Dorothy had wanted to tell her that no, Joe Sr. never came to things like that, because she would never have expected him to, and she would never have put a two-year- old in a three-hundred dollar class just to shake around a cheap maraca. She had another child by the time Joe was two-and-a-half, and they could play in the yard with sticks for free. You could make a maraca type of thing with a jar and some rice. But she just said “those were different times,” a phrase she thought made the point without too much blame, or not enough to take issue with. The marriage ended a month later. Little Harper was so young, they thought he wouldn’t know a thing, but that child didn’t use a toilet until he was four.
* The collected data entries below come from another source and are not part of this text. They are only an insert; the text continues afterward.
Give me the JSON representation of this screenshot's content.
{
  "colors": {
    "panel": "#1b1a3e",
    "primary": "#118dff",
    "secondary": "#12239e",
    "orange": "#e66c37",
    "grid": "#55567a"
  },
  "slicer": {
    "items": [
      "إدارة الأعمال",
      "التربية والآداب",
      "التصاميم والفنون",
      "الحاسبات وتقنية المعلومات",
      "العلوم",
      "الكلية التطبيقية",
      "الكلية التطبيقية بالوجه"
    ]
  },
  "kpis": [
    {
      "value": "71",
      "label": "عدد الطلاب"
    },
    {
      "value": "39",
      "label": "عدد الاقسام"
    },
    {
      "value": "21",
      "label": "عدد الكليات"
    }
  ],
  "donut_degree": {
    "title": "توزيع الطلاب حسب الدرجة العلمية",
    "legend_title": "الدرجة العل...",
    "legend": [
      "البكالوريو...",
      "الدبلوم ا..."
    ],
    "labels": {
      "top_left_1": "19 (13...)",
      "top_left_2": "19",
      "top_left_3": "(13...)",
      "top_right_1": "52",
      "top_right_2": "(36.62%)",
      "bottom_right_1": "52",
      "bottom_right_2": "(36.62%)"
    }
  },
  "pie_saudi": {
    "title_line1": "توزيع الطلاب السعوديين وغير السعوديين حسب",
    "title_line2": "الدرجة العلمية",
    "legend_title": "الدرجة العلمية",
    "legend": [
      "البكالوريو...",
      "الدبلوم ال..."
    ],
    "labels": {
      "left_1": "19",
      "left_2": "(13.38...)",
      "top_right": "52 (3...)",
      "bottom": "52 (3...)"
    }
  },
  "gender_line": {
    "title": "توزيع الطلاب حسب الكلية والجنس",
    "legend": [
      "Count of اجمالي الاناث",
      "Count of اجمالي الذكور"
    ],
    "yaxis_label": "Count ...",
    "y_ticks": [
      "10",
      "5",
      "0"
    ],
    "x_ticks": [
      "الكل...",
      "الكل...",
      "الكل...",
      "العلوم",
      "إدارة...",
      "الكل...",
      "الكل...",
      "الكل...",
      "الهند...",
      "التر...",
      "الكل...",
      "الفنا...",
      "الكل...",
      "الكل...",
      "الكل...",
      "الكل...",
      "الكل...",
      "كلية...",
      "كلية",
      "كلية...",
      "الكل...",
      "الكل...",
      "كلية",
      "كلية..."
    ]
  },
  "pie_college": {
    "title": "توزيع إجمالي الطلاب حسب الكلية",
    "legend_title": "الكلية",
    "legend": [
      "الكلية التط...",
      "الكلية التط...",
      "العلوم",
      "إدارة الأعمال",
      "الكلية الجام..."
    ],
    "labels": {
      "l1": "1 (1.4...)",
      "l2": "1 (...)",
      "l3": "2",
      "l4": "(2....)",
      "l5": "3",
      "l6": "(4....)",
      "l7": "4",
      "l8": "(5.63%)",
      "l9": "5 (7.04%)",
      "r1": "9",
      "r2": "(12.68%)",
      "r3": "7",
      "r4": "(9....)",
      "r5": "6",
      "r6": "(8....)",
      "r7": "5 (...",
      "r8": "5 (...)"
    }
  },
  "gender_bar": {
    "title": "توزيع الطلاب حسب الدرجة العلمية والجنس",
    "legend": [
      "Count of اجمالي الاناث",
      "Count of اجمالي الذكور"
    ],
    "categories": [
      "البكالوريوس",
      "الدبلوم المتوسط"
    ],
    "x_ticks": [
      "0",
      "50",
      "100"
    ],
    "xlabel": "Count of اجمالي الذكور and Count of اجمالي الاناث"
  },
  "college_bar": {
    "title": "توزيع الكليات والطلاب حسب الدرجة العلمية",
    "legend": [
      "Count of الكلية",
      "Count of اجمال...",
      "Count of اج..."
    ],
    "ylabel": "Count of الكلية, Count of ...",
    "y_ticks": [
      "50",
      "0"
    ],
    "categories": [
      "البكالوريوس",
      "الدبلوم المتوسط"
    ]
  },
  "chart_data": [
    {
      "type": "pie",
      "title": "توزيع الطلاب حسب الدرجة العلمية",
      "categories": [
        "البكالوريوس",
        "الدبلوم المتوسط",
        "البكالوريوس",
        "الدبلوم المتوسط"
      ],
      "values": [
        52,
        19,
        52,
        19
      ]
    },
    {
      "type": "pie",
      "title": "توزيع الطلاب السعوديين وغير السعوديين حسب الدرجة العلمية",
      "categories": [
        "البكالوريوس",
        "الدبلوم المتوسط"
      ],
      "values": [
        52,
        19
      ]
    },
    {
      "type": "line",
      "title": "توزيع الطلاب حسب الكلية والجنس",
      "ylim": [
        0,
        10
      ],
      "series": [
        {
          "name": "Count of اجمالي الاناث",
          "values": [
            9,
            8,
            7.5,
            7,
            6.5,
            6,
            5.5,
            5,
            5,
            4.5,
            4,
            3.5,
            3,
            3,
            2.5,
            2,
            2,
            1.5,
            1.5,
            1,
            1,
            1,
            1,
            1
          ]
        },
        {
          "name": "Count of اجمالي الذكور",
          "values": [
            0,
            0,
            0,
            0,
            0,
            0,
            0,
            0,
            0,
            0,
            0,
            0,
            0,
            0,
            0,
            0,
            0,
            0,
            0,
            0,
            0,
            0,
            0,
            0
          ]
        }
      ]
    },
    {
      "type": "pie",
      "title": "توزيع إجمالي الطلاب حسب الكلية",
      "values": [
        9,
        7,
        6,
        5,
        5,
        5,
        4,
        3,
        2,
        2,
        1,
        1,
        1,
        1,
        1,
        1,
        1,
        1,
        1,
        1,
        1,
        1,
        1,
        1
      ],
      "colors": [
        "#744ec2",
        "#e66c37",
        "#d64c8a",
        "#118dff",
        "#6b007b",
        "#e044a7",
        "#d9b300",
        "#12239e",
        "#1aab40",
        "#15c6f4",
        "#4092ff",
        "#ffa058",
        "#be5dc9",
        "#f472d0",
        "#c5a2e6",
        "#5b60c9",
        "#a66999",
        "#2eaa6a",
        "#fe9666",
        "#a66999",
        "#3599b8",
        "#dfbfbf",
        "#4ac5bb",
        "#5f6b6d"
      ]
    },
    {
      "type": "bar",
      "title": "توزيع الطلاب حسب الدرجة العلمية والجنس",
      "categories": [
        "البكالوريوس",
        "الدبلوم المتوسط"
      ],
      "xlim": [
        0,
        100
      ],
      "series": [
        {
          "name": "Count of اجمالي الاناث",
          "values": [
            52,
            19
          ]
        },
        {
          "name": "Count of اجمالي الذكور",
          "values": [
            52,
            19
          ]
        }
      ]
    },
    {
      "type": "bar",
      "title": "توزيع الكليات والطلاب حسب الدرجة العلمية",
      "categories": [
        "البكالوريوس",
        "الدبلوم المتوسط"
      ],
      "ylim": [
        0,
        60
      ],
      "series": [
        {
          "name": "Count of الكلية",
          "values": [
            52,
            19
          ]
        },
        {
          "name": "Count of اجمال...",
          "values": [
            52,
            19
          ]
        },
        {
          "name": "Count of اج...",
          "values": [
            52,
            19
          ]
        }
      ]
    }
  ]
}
That was her first grandson’s name: Harper. A last name, and not even the first Catherine’s maiden name. Not a family name of any kind, just a name they “liked the sound of.” This was back when the only people who gave their children last names were southerners using old family names, and wealthy people wanting to establish a child’s patrician roots with a first name like Anderson, Bentley, or Greer. Now everyone used last names; it meant nothing now. By now, it was probably considered lowbrow. Her grandsons were Harper, Forrester and Cole, and the girls—the girls!—were Darby and Ryan. She would never get used to Ryan for a girl, and Darby was, well, not even a name, really. Thank goodness she was a pretty child, when she was not acting sullen, or absorbed in sending messages on her phone with her thumbs.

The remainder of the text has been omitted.